Ticket sales to Boston College’s annual Mile 21 Concert, featuring T-Pain, were shut down after a glitch allowed students to purchase multiple tickets, according to Robsham Theater Arts Center Director Kier Byrnes.
“Mile 21 T-Pain ticket sales were paused on Wednesday morning, April 3, 2024, after our third-party ticketing vendor identified a glitch in the system allowing some students to receive multiple tickets,” Byrnes wrote in a statement to The Heights.
Online ticket sales for the concert went live at 10 a.m. on Wednesday through the Robsham Theater site, which partners with VBO Tickets as its third-party vendor. Students experienced multiple ticket purchases and website crashes due to a glitch in the system.
“I was like in the queue on [Wednesday], and it just was not loading at all,” Eliza Trieste, MCAS ’25, said. “I got on maybe twenty minutes late, and it was just totally crashing, and I was unable to get a ticket.”
The debacle was not BC’s first ticketing issue related to a third-party vendor. Last February, multiple students experienced fraudulent credit card activity after purchasing tickets through the University’s third party-vendor, Audience View.
When Jordan Paul, MCAS ’26, tried to secure her ticket to the T-Pain concert, she accidentally received two, she said.
“The site was just being weird and wasn’t loading and kept crashing, and I thought that I didn’t get one,” Paul said. “But I accidentally got two because it wouldn’t let me remove them from my cart, and then I got two.
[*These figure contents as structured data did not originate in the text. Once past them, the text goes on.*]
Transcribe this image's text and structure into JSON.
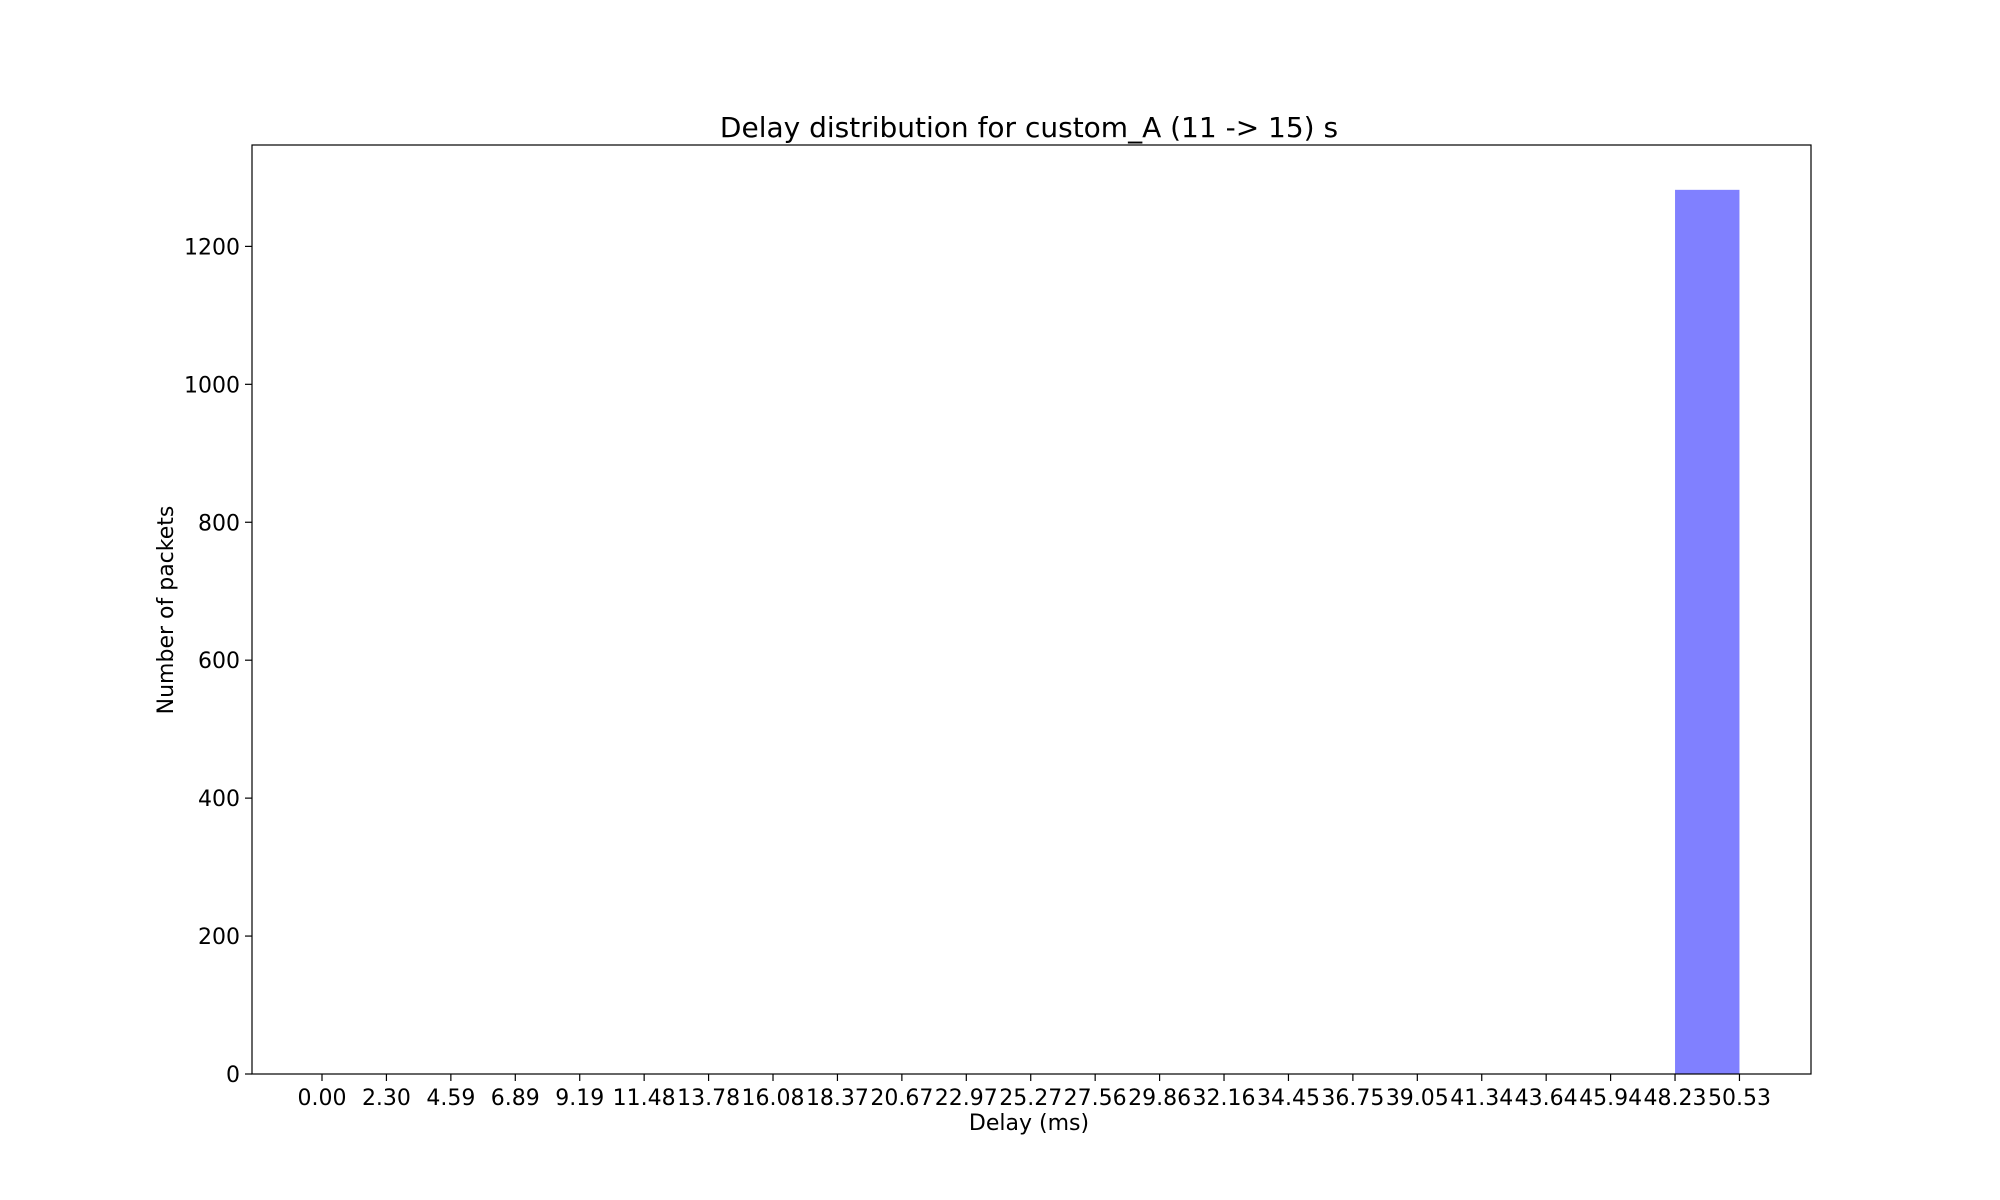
{
  "chart_data": {
    "type": "bar",
    "title": "Delay distribution for custom_A (11 -> 15) s",
    "xlabel": "Delay (ms)",
    "ylabel": "Number of packets",
    "bin_edges": [
      "0.00",
      "2.30",
      "4.59",
      "6.89",
      "9.19",
      "11.48",
      "13.78",
      "16.08",
      "18.37",
      "20.67",
      "22.97",
      "25.27",
      "27.56",
      "29.86",
      "32.16",
      "34.45",
      "36.75",
      "39.05",
      "41.34",
      "43.64",
      "45.94",
      "48.23",
      "50.53"
    ],
    "values": [
      0,
      0,
      0,
      0,
      0,
      0,
      0,
      0,
      0,
      0,
      0,
      0,
      0,
      0,
      0,
      0,
      0,
      0,
      0,
      0,
      0,
      1282
    ],
    "ylim": [
      0,
      1347
    ],
    "yticks": [
      0,
      200,
      400,
      600,
      800,
      1000,
      1200
    ],
    "bar_color": "#8080ff",
    "grid": false,
    "legend": false
  }
}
I got the confirmations for them.”
After being notified that some students received multiple tickets, BC reached out to students to resolve the issue, according to Byrnes.
“Upon Boston College being notified, we worked with the vendor to rectify the issue, notified impacted students, and ensured only one ticket per student would remain active,” Byrnes said in her statement.
Paul said she knew many students who had issues acquiring tickets for the event.
“I know a lot of people that didn’t get one or had a bad time getting one, which is kind of weird because it’s literally in a parking lot,” Paul said.
Trieste also said the website has also crashed in the past, which makes the ticketing process frustrating for students.
“I feel like the site never works and just always takes so long, and is just really frustrating,” Trieste said.
Ticket sales went live again by 2 p.m., and the concert was officially sold out around 4:45 p.m., according to Byrnes.
Ian Lee, MCAS ’26, said he was able to get his ticket that afternoon.
“I know in the morning they released it, and I heard it was full—or it was sold out—and then my friend told me to check their website again to see if they released some more, and I checked, and I got some,” Lee said.
In the future, Paul suggested BC implement a new system to stagger entry to the ticket portal and improve the site’s functionality.
“I think make it just so if you’re a student, you can just get a ticket,” Paul said. “I’m not sure how to do that because I know it crashes online, but maybe something where it could go in waves based off of your grade or your last name.”